Today on the site of the battle is a Shrine built for Sadr al-din who was the minister of Shah Islamail during the war.
#6 Visit the nomads in Chaldoran
You can’t go to Maku during summer and miss out on a visit to the nomads. Their tents are found scattered in mountains and hills. They are some of the most hardworking yet humble people of Iran full of tales of heroism and history kept in their hearts. If you get the chance to stay the night in one of their tents, don’t hesitate!

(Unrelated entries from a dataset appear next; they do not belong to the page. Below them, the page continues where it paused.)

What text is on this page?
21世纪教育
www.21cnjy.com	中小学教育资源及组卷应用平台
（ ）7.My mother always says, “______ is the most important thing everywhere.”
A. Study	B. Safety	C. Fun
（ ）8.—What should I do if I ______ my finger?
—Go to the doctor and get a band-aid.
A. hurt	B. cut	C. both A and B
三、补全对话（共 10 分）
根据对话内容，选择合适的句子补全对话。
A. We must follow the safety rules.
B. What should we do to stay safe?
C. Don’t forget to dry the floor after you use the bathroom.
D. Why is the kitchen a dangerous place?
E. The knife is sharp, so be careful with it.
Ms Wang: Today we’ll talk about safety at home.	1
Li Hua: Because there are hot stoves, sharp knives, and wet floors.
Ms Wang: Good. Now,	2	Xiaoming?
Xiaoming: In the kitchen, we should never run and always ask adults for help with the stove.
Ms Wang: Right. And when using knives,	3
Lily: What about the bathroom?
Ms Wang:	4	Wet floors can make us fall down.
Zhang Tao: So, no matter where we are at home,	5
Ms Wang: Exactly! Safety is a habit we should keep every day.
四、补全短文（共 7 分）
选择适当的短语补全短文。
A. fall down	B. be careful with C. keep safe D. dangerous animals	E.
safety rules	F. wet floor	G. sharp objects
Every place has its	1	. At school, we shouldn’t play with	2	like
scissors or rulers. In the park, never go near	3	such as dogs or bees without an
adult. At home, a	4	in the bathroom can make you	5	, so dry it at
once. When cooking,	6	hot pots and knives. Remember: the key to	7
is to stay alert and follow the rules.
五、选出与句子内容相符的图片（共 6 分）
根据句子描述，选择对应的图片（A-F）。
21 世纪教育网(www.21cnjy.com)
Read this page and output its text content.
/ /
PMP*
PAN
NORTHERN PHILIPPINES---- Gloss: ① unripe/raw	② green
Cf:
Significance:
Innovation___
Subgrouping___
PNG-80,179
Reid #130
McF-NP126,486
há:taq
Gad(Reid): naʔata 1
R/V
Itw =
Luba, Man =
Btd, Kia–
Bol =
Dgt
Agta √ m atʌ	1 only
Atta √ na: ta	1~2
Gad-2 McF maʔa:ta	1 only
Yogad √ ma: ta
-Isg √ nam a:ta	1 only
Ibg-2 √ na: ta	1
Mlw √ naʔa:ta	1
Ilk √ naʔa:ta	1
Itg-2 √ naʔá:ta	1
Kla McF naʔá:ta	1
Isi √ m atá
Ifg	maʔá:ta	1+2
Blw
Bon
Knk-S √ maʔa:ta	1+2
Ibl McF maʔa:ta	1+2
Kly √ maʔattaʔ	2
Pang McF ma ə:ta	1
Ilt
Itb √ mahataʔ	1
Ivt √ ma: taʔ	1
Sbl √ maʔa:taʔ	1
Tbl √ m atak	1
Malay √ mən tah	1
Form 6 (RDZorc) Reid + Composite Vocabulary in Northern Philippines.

Tops things to eat in Maku
Maku is rich in food. In fact, I was surprised to find so many local dishes unique to the region in such a small city. If you know anything about the concept of hot and cold in Persian medicine, then it’s not hard to understand that most of the food in Maku tends to be cold in nature considering the harsh winters. The use of wild herbs is also very common and red meat makes a bold presence in the local cuisine. Like almost everywhere in Iran, most dishes are only found in local homes. Bread is cooked by women weekly and everyone prefers to have homemade bread instead of the one from the bakery.
#1 Saj Ghavermasi
A mixture of lamb meat, fat, and oil, Saj Ghavermasi is more of an occasional dish and better found in restaurants. The locals say that it’s normally served in ceremonies and weddings. It was too greasy for my taste but if you’re a meat-lover, then it’s definitely right up your alley.
#2 Avalik Chakmesi
Avalik Chakmesi was the first local dish we tried and we had the pleasure of trying it in two different homes. Again pieces of meat are the main source of protein mixed with rice, lentils and a special wild herb called Avalik. Unlike the south of Iran, the use of numerous spices is not common.

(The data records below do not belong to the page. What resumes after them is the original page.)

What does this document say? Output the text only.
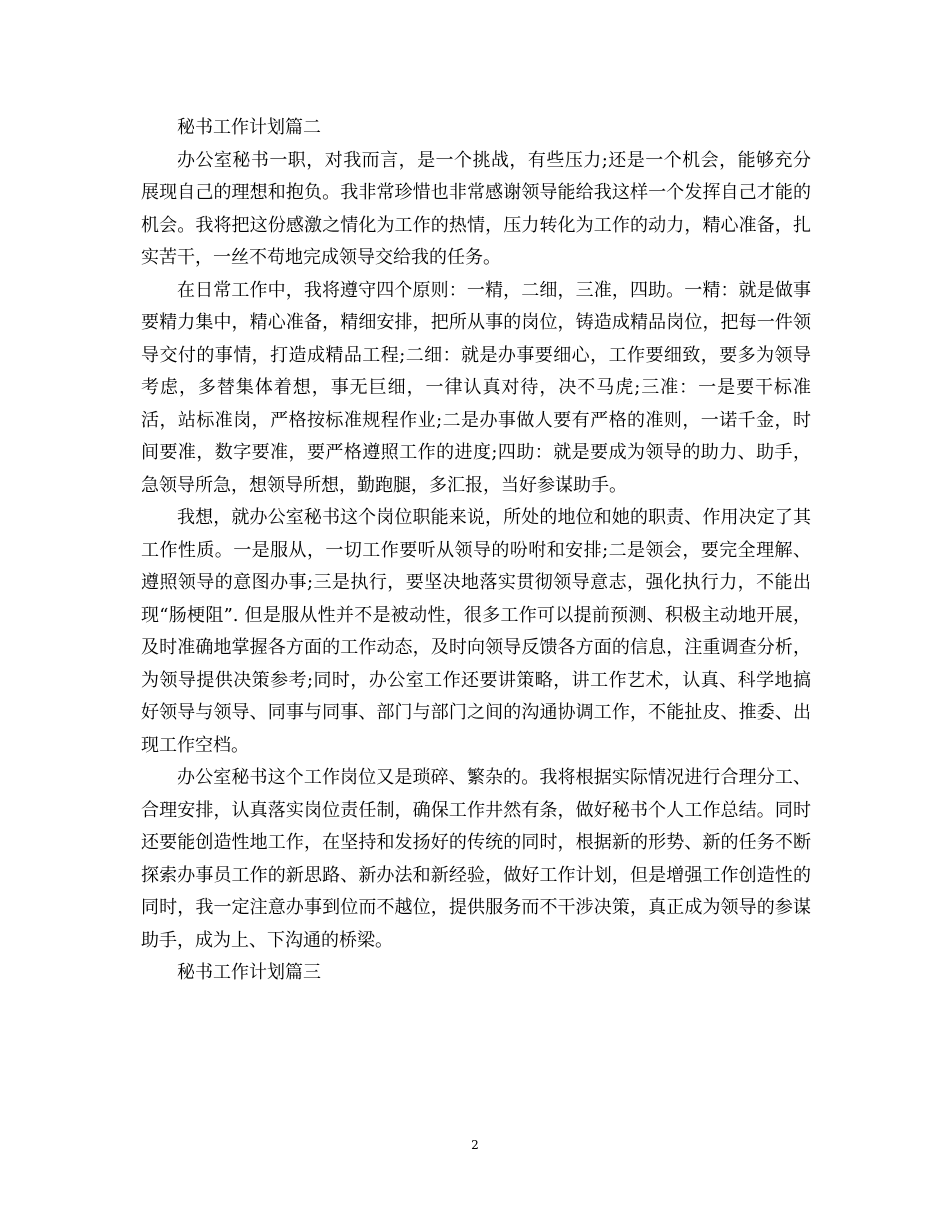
秘书工作计划篇二

办公室秘书一职，对我而言，是一个挑战，有些压力;还是一个机会，能够充分展现自己的理想和抱负。我非常珍惜也非常感谢领导能给我这样一个发挥自己才能的机会。我将把这份感激之情化为工作的热情，压力转化为工作的动力，精心准备，扎实苦干，一丝不苟地完成领导交给我的任务。

在日常工作中，我将遵守四个原则：一精，二细，三准，四助。一精：就是做事要精力集中，精心准备，精细安排，把所从事的岗位，铸造成精品岗位，把每一件领导交付的事情，打造成精品工程;二细：就是办事要细心，工作要细致，要多为领导考虑，多替集体着想，事无巨细，一律认真对待，决不马虎;三准：一是要干标准活，站标准岗，严格按标准规程作业;二是办事做人要有严格的准则，一诺千金，时间要准，数字要准，要严格遵照工作的进度;四助：就是要成为领导的助力、助手，急领导所急，想领导所想，勤跑腿，多汇报，当好参谋助手。

我想，就办公室秘书这个岗位职能来说，所处的地位和她的职责、作用决定了其工作性质。一是服从，一切工作要听从领导的吩咐和安排;二是领会，要完全理解、遵照领导的意图办事;三是执行，要坚决地落实贯彻领导意志，强化执行力，不能出现“肠梗阻”. 但是服从性并不是被动性，很多工作可以提前预测、积极主动地开展，及时准确地掌握各方面的工作动态，及时向领导反馈各方面的信息，注重调查分析，为领导提供决策参考;同时，办公室工作还要讲策略，讲工作艺术，认真、科学地搞好领导与领导、同事与同事、部门与部门之间的沟通协调工作，不能扯皮、推委、出现工作空档。

办公室秘书这个工作岗位又是琐碎、繁杂的。我将根据实际情况进行合理分工、合理安排，认真落实岗位责任制，确保工作井然有条，做好秘书个人工作总结。同时还要能创造性地工作，在坚持和发扬好的传统的同时，根据新的形势、新的任务不断探索办事员工作的新思路、新办法和新经验，做好工作计划，但是增强工作创造性的同时，我一定注意办事到位而不越位，提供服务而不干涉决策，真正成为领导的参谋助手，成为上、下沟通的桥梁。

秘书工作计划篇三

2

Bozbash is a kind of soup with a special local herb called Chuban Chibri, eggs, potatoes and the broth of cooked lamb shanks.
#4 Kala jush
Another thick soup common during the winter time is Kala Jush. It’s a combination of a special herb called Aghpenjar mixed with lentils, chickpeas, beans and wheat bulgur which has all been soaked from the night before. It’s absolutely delicious and by far my favourite thing to eat here.
Aghpenjar which is picked and woven like this and left out to dry for the colder seasons.
You would later cut as much as you want and leave the rest in the freezer for the next time.
The final work
#5 Zire Jush
Zire jush is a kind of dessert. It’s rich in taste and a little bit goes a long way. There’s flour, lots of animal fat, eggs and a syrup made with sugar and saffron.
#6 Balikh Choraki
Balikh Choraki is mentioned by locals as bread but to me, it tasted more like pastry. It’s dough filled stuffed with sugar, cinnamon and walnuts and tastes like doughnuts.
#7 Yaghli Papan
Yaghli Papan is a thick round bread covered with black seed and sesame seed and served for breakfast. Here in Maku breakfast comes with local cheese, cream, butter and homemade jam.